By KATE ELIZABETH QUERAM, Capital News Service
ANNAPOLIS (Jan. 23, 2008) - Several hundred environmental activists flocked to a plaza across from the State House in the snow last Thursday to rally support for the Global Warming Solutions Act, slated to be introduced in the Senate this week.
If passed, the bill would call for the strictest greenhouse gas emission reductions in Maryland's history, continuing the General Assembly's aggressive moves to curb pollution in the state.
Greenhouse gases are those that contribute to the heating of the planet - carbon dioxide or methane, for example. Human activities, such as driving cars that burn fossil fuels or the creation of landfills, increase the levels of naturally occurring greenhouse gas emissions.
The bill calls for a 25 percent reduction in 2006 greenhouse gas emissions in Maryland by 2020, and a 90 percent reduction by 2050. Sen. Paul Pinsky, D-Prince George's, along with Delegate Kumar Barve, D-Montgomery, first introduced the bill last year, but it was defeated in committee.
David Kahn, Pinsky's legislative aide, thought the bill got lost amid several environmental initiatives last year, including one that required stricter automobile emissions standards. "But we think it has a very good chance of passing this session," Kahn said.
Supporters of the bill, both Maryland residents and state legislators, share Kahn's optimism. Those present on Lawyer's Mall Thursday cheered and waved signs as 16 legislators walked a green carpet to sign on as co-sponsors to Barve and Pinsky's bill.
The issue of global warming is especially relevant to Maryland, as its 3,100 miles of coastline make it "the third most vulnerable state to sea level rise," said Claire Douglass of the Chesapeake Climate Action Network and the event's master of ceremonies.
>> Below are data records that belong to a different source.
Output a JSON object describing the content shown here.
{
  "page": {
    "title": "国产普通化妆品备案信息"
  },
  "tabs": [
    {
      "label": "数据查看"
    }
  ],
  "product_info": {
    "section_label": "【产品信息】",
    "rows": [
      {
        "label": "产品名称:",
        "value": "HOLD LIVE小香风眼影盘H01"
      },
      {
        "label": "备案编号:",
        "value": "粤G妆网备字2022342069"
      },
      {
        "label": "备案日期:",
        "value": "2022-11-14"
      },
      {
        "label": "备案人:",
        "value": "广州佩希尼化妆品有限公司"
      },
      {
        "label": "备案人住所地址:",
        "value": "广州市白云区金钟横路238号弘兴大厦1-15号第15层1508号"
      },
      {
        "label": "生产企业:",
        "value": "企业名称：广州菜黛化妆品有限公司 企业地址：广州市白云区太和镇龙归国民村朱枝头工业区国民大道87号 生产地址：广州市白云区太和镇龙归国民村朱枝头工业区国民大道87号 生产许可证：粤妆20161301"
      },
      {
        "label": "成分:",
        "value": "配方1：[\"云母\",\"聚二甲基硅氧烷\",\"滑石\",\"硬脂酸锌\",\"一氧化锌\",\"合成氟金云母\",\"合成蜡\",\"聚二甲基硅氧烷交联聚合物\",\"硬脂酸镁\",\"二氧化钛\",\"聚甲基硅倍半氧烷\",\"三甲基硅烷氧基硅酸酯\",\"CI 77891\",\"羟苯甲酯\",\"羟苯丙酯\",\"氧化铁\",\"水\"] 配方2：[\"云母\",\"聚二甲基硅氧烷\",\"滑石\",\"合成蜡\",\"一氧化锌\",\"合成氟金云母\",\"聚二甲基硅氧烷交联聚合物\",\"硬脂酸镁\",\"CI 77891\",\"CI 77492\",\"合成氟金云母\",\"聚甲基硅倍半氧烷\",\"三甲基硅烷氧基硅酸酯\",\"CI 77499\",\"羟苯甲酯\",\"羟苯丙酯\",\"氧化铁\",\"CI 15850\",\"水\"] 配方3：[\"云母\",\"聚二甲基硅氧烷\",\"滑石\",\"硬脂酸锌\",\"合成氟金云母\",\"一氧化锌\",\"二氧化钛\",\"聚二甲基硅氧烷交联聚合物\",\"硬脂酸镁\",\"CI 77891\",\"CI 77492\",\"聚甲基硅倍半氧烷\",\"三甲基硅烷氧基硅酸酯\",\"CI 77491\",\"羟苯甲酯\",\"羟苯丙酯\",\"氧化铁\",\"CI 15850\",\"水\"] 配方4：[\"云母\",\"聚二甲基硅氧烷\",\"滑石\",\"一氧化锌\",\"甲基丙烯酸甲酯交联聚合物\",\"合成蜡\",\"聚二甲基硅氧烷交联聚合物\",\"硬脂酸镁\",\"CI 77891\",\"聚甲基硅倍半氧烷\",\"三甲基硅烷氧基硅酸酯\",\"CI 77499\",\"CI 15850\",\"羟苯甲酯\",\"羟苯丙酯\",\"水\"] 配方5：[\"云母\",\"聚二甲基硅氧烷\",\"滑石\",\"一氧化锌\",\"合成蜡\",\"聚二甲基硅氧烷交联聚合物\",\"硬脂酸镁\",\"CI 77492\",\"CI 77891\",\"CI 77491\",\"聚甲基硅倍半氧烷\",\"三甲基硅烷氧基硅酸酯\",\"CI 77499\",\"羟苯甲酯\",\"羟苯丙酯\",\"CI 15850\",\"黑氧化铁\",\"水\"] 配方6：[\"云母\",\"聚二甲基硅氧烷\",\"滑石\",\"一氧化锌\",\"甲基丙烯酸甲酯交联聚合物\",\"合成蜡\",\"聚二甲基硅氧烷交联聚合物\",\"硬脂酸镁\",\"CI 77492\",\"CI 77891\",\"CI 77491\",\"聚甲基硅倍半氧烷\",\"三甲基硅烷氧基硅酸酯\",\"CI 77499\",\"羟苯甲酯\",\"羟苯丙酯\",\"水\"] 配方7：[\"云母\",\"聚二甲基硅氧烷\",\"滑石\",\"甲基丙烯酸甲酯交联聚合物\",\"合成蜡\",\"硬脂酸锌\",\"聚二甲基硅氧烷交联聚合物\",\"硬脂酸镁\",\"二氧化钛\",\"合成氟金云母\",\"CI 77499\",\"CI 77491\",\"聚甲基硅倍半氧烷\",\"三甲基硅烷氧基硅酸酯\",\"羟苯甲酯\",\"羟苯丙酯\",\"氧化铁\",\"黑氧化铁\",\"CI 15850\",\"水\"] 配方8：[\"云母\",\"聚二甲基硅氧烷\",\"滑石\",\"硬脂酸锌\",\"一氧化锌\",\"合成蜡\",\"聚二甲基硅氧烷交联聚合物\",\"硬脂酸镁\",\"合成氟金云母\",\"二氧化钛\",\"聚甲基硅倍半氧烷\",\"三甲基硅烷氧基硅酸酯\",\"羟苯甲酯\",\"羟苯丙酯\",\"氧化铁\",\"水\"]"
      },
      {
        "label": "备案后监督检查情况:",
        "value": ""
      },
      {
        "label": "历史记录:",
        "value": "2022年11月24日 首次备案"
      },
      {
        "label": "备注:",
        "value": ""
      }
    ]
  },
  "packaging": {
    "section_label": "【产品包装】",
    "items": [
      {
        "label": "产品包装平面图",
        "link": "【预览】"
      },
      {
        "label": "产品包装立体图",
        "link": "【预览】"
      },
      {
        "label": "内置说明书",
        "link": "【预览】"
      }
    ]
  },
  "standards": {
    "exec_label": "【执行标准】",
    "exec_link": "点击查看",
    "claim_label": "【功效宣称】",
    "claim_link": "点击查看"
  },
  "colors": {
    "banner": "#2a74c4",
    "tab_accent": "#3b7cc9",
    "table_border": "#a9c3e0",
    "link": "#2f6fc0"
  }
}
Pinsky echoed those remarks, taking the podium amid shouts of "You're the man, Paul!"
"I don't care how big a wall you build at the beachhead in Ocean City," Pinsky told the crowd. "It won't stop the water from affecting tourism. If there's any sand left, people can put their heads in it, ignore this, and hope it goes away, but it means sentencing our children and grandchildren to a difficult life."
The bill doesn't outline specific strategies for reducing gas emissions, instead delegating the responsibilities to state agencies, Kahn said, which legislators may prefer since it doesn't tie them to specific solutions.
Brad Heavner, state director for Environment Maryland, who spoke at the rally, said it's difficult to compare environmental laws among states, but if passed, the legislation would be "among the best" in the nation - which would hopefully motivate other states and countries to follow suit.
Some legislators, including Sen. George C. Edwards, R-Garrett, remain dubious about such claims.
"I just think this kind of an effort needs to be a national effort - by the federal government," Edwards said. "Maryland, as small as we are, you can beat your chest and say we did this, everybody's going to follow us - we're not California. When they do something, it impacts a lot more than Maryland does. I think we need to be concerned about the environment, but the bigger slice of land you get involved, the better it is, and we, Maryland, just by ourselves, aren't going to do it."